Malcolm (Rhys Ifans) was in property, and also getting in a right flap about some mortgage or other. He owns 14 properties in total, that’s a lot of stress. Not quite ‘fashion stress’ but pretty damn close. I can’t be sure but it is entirely possible that Malcolm may at some point in his clearly chequered past have experimented with drugs. That’s what the cat story would seem to suggest anyway. Malcolm’s girlfriend Susanne had ‘Malcolm’s girlfriend’ appear on screen every time she did. Perhaps she was little bit paranoid about the likes of Laura and Sam bumping into Malcolm in The Blag Club and getting their hands on him and his 14 properties. Or perhaps she just didn’t want to be mistaken for an escort.
If that was the case, then she probably shouldn’t have answered the door in a swimming costume to three ‘friends’ and then whacked 8pm (Till I Come) on the stereo. I didn’t expect this kind of thing from the Notting Hill crew. I am officially Disappointed of Tunbridge Wells.
Then there were the pilots, Cassie and Philip. The pilots were dreadful. They were into baby farming. Mummy Pilot, sat with freshly harvested newborn on her knee, proudly announced how ‘this guy’ came from the ‘same batch’ as the twins. This guy? You mean your son, right? He’s not a tomato you just plucked off the vine.

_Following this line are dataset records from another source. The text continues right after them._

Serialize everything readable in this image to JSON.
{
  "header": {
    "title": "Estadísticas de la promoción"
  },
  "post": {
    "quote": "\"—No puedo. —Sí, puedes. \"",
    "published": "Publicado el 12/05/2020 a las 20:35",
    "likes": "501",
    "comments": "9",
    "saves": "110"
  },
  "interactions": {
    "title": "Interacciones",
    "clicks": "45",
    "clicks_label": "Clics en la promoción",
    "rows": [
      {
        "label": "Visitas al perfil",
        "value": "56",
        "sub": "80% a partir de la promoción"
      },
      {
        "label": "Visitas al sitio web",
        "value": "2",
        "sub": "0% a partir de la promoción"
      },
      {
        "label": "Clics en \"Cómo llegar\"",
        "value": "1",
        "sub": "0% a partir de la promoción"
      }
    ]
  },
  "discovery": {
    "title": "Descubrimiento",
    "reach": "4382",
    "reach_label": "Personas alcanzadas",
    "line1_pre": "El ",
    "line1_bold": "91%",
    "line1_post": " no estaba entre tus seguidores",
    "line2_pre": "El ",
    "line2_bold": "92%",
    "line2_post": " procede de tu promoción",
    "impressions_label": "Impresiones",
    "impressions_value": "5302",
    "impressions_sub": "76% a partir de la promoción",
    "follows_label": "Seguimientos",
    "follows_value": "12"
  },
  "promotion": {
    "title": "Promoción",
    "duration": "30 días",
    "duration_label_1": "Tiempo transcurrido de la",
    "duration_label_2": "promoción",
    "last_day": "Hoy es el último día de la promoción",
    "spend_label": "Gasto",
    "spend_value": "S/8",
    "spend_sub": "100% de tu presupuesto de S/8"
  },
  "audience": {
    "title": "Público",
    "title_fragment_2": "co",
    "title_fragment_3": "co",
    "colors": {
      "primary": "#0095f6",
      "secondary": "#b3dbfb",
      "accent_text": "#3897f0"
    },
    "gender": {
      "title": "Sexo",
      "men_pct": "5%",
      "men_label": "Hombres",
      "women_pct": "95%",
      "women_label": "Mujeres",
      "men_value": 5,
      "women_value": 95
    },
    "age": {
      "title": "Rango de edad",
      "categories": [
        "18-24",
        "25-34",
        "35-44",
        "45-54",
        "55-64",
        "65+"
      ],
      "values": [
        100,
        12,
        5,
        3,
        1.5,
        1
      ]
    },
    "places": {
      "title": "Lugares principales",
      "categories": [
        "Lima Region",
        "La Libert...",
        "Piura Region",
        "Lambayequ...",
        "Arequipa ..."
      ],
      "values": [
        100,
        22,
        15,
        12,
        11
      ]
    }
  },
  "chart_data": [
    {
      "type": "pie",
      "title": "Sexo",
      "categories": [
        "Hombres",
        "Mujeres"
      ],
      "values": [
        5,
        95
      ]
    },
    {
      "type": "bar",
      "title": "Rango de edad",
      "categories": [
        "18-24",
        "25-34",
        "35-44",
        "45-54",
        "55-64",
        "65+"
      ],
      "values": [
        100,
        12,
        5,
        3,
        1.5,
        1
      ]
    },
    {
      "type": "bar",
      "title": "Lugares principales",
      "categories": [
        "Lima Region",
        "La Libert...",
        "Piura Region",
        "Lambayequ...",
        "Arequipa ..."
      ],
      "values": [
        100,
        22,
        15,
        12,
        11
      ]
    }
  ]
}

Presumably these people always knew they were being filmed? It’s not like in Big Brother where eventually everybody forgets the cameras are there. The crew were hurtling down the street after them. So are they actually like this in real life? Was this real life? Did this stuff strike a chord with anybody? ANYBODY?
I suppose we’ll have to wait until Chatnav bucks up to find out.